I maintain the last 3 conversation turns by default. The ChatGPT API does not maintain context between conversations like the web interface does. To tie conversations together, previous contents must be included in the request. Without limiting history length, token consumption would quickly get out of hand.
My current training approach is to leave settings as default for casual chatting. For special conversations, like using it as an encyclopedia for questions, I lower history length and set the system directive to “Answer in as much detail as possible”. For English conversation practice, I set the directive to “Act as an English teacher, point out grammatical errors and ask questions based on context”. For mock interviews, I set it to “Act as an interviewer for the xx role and conduct an interview, respond and ask questions concisely.”
Speech Synthesis Module
This module also took quite some effort on my part. Again I wanted to find an offline solution to save on network overhead and make conversations more fluid. I did find a corresponding offline option - pyttsx3, which uses the OS’s built-in TTS engine: SAPI5 for Windows, NSSpeechSynthesizer for Mac, and eSpeak for other platforms.
Although this frees me from dependencies, pyttsx3 has a severe bug - it does not support multithreading. Calls to .speak() don’t block if on a non-main thread, leading to overlap. This bug was reported5 years ago and remains unresolved.
One optimization worth mentioning is decoupling the ChatGPT interaction and speech synthesis into separate threads communicating via a queue. With linear execution, waiting for the full ChatGPT response before speaking led to long delays for longer responses. Now, each ChatGPT response sentence gets queued immediately, while the speech thread continuously dequeues data to start speaking.
This improves the user experience tremendously.
Demo video (Chinese): https://www.bilibili.com/video/BV1rY411z7tA/
Code repository: https://github.com/WincerChan/talkgpt
One day in high school class, my math teacher told us about the three crises of mathematics throughout history (forgot how the topic came up): the first due to irrational numbers, the second due to infinitesimals, and the third due to Russell’s paradox. After finishing the story-like overview, he asked us a question: Do you think there could be a fourth crisis of mathematics? We immediately started lively discussion, saying things like “Shouldn’t happen right?” or “What would it be about if there were another one?”. He quietly watched us discuss from the podium before saying, “Seems like you all think there won’t be another mathematical crisis.”
Seeing no objections, he continued, “I don’t think so. I believe there will definitely be a fourth, fifth crisis and so on.
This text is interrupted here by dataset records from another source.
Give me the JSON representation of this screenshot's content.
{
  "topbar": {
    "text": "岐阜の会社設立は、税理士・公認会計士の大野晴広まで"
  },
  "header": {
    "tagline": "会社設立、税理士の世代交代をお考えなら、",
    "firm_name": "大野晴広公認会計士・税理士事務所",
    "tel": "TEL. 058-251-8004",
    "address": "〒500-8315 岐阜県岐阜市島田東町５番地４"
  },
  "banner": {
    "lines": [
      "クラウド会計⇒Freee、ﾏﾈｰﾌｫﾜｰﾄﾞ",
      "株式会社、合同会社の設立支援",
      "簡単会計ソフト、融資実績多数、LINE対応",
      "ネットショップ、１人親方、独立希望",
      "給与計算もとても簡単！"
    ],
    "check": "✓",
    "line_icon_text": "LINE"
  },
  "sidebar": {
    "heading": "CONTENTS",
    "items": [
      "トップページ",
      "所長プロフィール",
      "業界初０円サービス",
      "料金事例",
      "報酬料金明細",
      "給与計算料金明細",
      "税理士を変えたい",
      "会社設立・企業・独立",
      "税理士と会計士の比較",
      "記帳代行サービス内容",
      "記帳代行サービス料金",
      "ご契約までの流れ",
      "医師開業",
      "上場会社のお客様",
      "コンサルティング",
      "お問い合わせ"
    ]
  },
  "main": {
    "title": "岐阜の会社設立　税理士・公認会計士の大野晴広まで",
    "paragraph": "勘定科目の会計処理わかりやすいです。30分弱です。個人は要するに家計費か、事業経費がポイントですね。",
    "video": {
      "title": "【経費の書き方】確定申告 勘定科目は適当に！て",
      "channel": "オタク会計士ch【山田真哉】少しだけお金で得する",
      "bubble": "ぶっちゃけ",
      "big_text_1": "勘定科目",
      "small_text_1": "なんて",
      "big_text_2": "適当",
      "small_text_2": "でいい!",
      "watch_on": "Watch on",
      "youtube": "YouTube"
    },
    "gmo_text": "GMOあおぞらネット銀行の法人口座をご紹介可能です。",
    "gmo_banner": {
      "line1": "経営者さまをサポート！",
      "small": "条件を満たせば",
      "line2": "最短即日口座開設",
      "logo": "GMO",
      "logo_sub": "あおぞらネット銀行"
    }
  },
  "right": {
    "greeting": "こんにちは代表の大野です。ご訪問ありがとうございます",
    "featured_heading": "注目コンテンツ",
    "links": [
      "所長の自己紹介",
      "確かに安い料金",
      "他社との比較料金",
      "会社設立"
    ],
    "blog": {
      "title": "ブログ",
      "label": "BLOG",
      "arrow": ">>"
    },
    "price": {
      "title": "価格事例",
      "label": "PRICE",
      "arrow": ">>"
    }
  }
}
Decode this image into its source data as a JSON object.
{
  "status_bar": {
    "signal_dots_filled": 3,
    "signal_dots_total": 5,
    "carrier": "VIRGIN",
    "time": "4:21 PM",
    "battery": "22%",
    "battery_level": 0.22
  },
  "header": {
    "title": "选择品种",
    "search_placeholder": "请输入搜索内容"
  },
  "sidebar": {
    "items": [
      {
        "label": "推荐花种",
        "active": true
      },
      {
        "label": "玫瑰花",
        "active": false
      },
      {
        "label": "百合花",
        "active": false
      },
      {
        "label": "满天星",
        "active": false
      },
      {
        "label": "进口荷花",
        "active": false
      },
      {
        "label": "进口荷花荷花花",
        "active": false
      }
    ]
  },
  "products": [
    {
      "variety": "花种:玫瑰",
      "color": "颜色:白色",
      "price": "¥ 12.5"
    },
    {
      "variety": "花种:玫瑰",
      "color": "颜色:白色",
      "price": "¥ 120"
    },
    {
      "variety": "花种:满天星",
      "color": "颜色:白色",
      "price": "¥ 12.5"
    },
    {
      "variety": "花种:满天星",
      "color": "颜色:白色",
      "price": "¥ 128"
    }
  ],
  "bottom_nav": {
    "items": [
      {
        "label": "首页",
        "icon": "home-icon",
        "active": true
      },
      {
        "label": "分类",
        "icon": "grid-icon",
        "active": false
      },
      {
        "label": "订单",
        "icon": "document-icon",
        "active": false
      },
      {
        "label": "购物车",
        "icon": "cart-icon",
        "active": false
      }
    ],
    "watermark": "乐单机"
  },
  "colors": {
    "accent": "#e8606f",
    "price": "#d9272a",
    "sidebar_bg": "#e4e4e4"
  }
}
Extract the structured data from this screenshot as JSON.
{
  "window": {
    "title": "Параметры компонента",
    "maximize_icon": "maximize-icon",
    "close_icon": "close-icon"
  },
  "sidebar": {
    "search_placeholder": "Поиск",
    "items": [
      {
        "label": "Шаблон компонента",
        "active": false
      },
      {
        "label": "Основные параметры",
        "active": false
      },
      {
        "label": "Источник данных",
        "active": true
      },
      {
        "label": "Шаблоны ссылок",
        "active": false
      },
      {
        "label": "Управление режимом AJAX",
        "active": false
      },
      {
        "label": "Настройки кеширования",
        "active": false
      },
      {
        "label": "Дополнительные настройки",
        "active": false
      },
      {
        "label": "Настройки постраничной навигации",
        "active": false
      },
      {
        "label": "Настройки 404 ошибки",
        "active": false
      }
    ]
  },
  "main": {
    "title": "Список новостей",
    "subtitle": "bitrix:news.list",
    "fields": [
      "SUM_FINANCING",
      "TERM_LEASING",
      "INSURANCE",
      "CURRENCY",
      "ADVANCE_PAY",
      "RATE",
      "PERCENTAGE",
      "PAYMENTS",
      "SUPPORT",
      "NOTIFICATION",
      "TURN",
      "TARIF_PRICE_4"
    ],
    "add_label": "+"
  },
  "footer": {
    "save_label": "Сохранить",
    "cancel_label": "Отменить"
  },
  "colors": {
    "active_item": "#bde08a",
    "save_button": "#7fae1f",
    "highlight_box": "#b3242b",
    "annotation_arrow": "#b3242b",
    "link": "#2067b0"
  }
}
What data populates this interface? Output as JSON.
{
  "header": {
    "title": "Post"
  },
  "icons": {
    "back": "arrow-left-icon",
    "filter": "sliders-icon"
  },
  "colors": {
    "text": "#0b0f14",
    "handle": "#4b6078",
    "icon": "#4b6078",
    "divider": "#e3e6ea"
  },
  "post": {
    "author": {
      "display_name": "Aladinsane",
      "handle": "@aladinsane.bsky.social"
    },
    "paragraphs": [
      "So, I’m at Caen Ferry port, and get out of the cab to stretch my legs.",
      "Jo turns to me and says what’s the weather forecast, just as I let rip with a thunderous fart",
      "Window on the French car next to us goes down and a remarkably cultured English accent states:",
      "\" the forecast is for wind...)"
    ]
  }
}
As mathematicians, we can’t always judge based on common sense. Before each of the previous crises, contemporaries also didn’t believe a crisis would happen, yet they did. So I assert firmly - as long as human civilization keeps developing, there will definitely be more mathematical crises.” (It’s been almost 10 years so I can’t recall his exact phrasing, but this captures the gist.) At the time, I didn’t really understand but still felt the immense impact on my undeveloped mind. Looking back now, I think I can appreciate his perspective.
As technology professionals, we are the first to experience waves like ChatGPT. Whether to ignore or utilize these waves, I feel I’ve made my choice while working on this little tool.
After spending a few days’ spare time, I’ve got a rough version of this tool working. There’s still lots of polish needed, but the foundation is there.
Lately I’ve been rather restless and haven’t seriously studied technology. Finishing this project feels quite good. I will slowly rekindle my passion for technology.